The two-year Master’s in Applied Physics is an internationally oriented programme and is taught entirely in English. The programme starts in September and February. The pre-master's programme starts in September.
We also offer a Bachelor's in (BSc) in Applied Physics.
Applied Physics is all about understanding the fundamental laws of the physical world and finding ways to apply those laws in technical solutions. Applied Physicists use scientific principles to create or improve practical devices and systems and to contribute in many other fields. A great deal of the work done by physicists is not immediately visible.

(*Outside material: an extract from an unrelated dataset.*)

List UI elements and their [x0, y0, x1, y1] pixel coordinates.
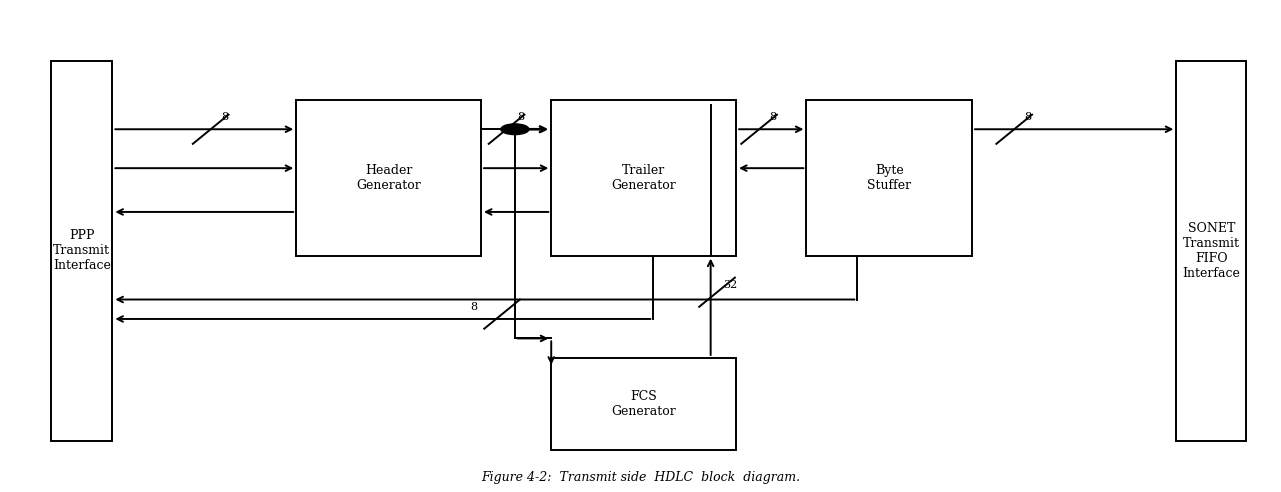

But without recent breakthroughs in physics, the mobile phone and the laptop would have been power-guzzling machines that weigh a ton and lab-on-a-chip technology would still be science fiction.
In this Master’s programme we aim to achieve the ideal balance between 'hardcore' and engineering physics. Research is spread out over five clusters, which together reflect essential real-world needs:
- Physics of Fluids
- Nano Electronic Materials
- Applied Nanophotonics
- Soft Matter
- Energy, Materials & Systems
The themes that are covered within the programme are in perfect alignment with these five research clusters.
Research performed at the physics department of the University of Twente belongs to the top of the world and the UT has many world-class researchers who will also be your lecturers during your master’s. This top-rated programme will expand your knowledge of physics as a whole, while giving you the opportunity to specialise in a field of your choice. You will have the opportunity to tailor your programme to suit your individual interests and personal ambitions.
You will fulfil the role of junior scientist from early on in your programme, being involved in experimental research, giving presentations and contributing to scientific articles. During your studies you will have the opportunity to work in cutting-edge, high-tech labs like the MESA+ Institute for Nanotechnology, the Technical Medical Centre and the Max Planck Center for Complex Fluid Dynamics.